I saw her maybe a year ago. My experience at her studio was so amazing. I remember that I auditioned for a partial scholarship; I had graduated a year early from high school and thought, I’ll dance for the summer. I couldn’t round my back for a contraction in the audition, and I was like, “Mommy, I can’t dance. I can’t round my back. Can I take this extra year and learn how to dance?” She said, “I told you so; get a job and learn how to dance.” I was scared to take dance classes. So every three months at Mary Anthony we had to show something for a composition class. After six months I said, “I have two things I want to show” and then, “I have three things I want to show.” After two years of being there, I said, “You know what? I think I want to start my own company.” The showing was at her studio. She started her company up again because of some of us who were there. I think she was a little disappointed that she got this encouragement to start the company and then I started my own. But she’s been supportive.
You studied choreography with Anthony and Anna Sokolow. Who else?
In 1987, I did a workshop at the Dance Theatre of Harlem with Bessie Schoenberg. There were three of us. Arthur Mitchell was trying to encourage contemporary choreographers to choreograph ballet. From there, we had a great relationship where she would come and watch rehearsal and just challenge me. She would leave and call me that evening and say, “Okay, you say you want to do X, Y and Z, but I don’t see that—what are you trying to do? Speak up for yourself!” The lesson was for me to do what I intend. Not, “I want you to show me structure,” which is the other way people teach composition. Repeat it three times, first slow and then speed it up. I understand how to use the music. I learned about intention from Bessie. I make sure my dancers understand it. So anything I’m working on or writing about, and any images, videos and books that I have, I share with them. It’s important for them to know exactly what I want.
Have you ever been asked to choreograph for a ballet company?
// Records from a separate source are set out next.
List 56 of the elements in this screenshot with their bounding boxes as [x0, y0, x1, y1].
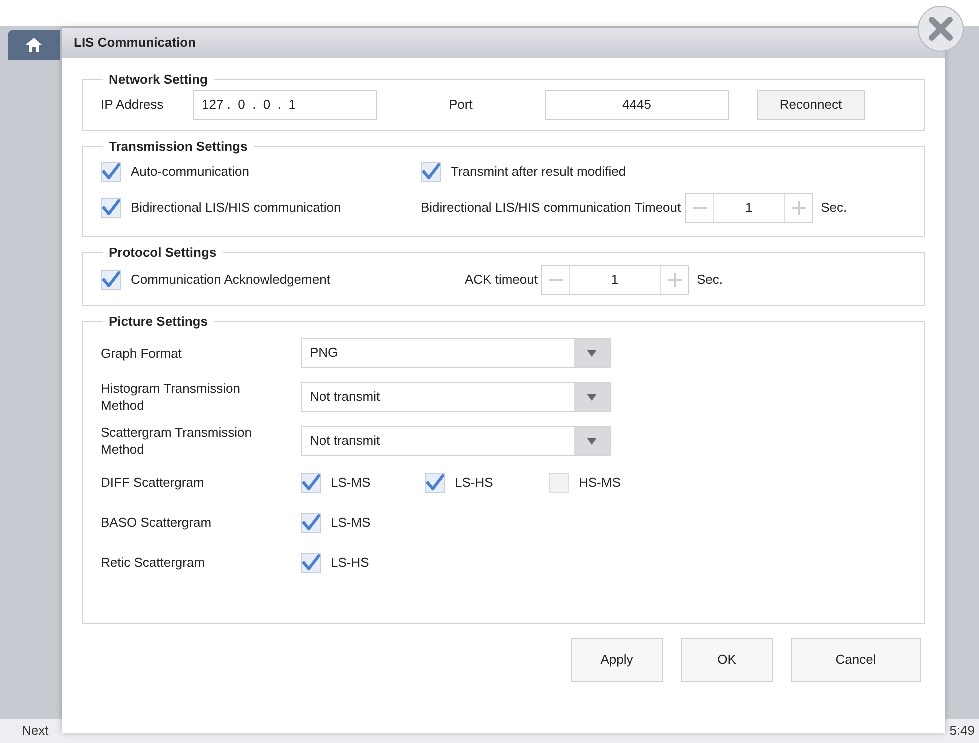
- port-value: 4445: [622, 96, 652, 114]
- checkbox[interactable]: [101, 162, 121, 182]
- dialog-button[interactable]: Cancel: [791, 638, 921, 682]
- checkbox[interactable]: [301, 553, 321, 573]
- checkbox-label: LS-HS: [331, 554, 370, 572]
- stepper-value: 1: [744, 199, 754, 218]
- checkbox-label: LS-MS: [331, 474, 371, 492]
- group-title: Protocol Settings: [108, 244, 218, 262]
- field-label: Port: [449, 96, 474, 114]
- status-time: 5:49: [950, 722, 975, 740]
- port-field[interactable]: 4445: [545, 90, 729, 120]
- checkbox-label: LS-MS: [331, 514, 371, 532]
- ip-address-field[interactable]: 127 . 0 . 0 . 1: [193, 90, 377, 120]
- field-label: ACK timeout: [465, 270, 539, 289]
- dropdown-value: Not transmit: [309, 388, 382, 406]
- field-label: DIFF Scattergram: [101, 474, 206, 492]
- field-label: Retic Scattergram: [101, 554, 206, 572]
- checkbox[interactable]: [421, 162, 441, 182]
- dialog-button[interactable]: OK: [681, 638, 773, 682]
- home-button[interactable]: [8, 30, 60, 60]
- dialog-button[interactable]: Apply: [571, 638, 663, 682]
- checkbox[interactable]: [301, 513, 321, 533]
- checkbox-label: Bidirectional LIS/HIS communication: [131, 199, 342, 218]
- group-title: Transmission Settings: [108, 138, 249, 156]
- checkbox-label: LS-HS: [455, 474, 494, 492]
- field-label: Graph Format: [101, 344, 183, 362]
- field-label: Bidirectional LIS/HIS communication Timeout: [421, 199, 682, 218]
- checkbox[interactable]: [425, 473, 445, 493]
- home-icon: [25, 37, 43, 53]
- group-title: Picture Settings: [108, 312, 209, 331]
- reconnect-button[interactable]: Reconnect: [757, 90, 865, 120]
- checkbox-label: Transmint after result modified: [451, 163, 626, 182]
- unit-label: Sec.: [697, 270, 724, 289]
- field-label: Scattergram Transmission Method: [101, 424, 253, 458]
- status-text: Next: [22, 722, 49, 740]
- close-icon: [928, 16, 954, 42]
- stepper-value: 1: [610, 270, 620, 289]
- checkbox[interactable]: [101, 198, 121, 218]
- field-label: Histogram Transmission Method: [101, 380, 242, 414]
- checkbox[interactable]: [301, 473, 321, 493]
- checkbox-label: Auto-communication: [131, 163, 250, 182]
- ip-address-value: 127 . 0 . 0 . 1: [202, 96, 296, 114]
- dropdown[interactable]: Not transmit: [301, 382, 611, 412]
- checkbox-label: Communication Acknowledgement: [131, 270, 330, 289]
- dropdown-value: PNG: [309, 344, 340, 362]
- field-label: BASO Scattergram: [101, 514, 213, 532]
- field-label: IP Address: [101, 96, 165, 114]
- dropdown-value: Not transmit: [309, 432, 382, 450]
- checkbox[interactable]: [101, 270, 121, 290]
- window-title: LIS Communication: [74, 34, 196, 52]
- checkbox-label: HS-MS: [579, 474, 621, 492]
- dropdown[interactable]: Not transmit: [301, 426, 611, 456]
- group-title: Network Setting: [108, 71, 209, 89]
- checkbox[interactable]: [549, 473, 569, 493]
- dropdown[interactable]: PNG: [301, 338, 611, 368]
- unit-label: Sec.: [821, 199, 848, 218]
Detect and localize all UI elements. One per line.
Yes. I would consider it. When I made Grace for Ailey the phone calls were coming in. Fort Worth/Dallas Ballet called me, but I don’t think I had the time. Cincinnati Ballet called me to create something for the opening of the Underground Railroad museum [National Underground Railroad Freedom Center]. I don’t work well in terms of a commission where you’re expecting something. It’s better for me if you give me an opportunity, and I can come with an idea. So that’s why it hasn’t really happened.
Do any other companies dance Grace?
No. Even with Ailey, if Ms. [Judith] Jamison and I think that there are no dancers who can do Grace, we don’t do it. I need that kind of relationship.
Are you choreographing another dance for Ailey next year?
[He buries his hands in his face.] I watched a lot of performances last season to try to find dancers and to decide which of the dances we might bring back. We might do Grace and Ife/My Heart. And I’ll make a new piece, Dancing Spirit.
That’s the name of Jamison’s autobiography, right?
Yes. I want to celebrate her, and I came across her book. I called her and said, “Is it okay if I use that title?” And she said, “Yes! Do whatever you want.”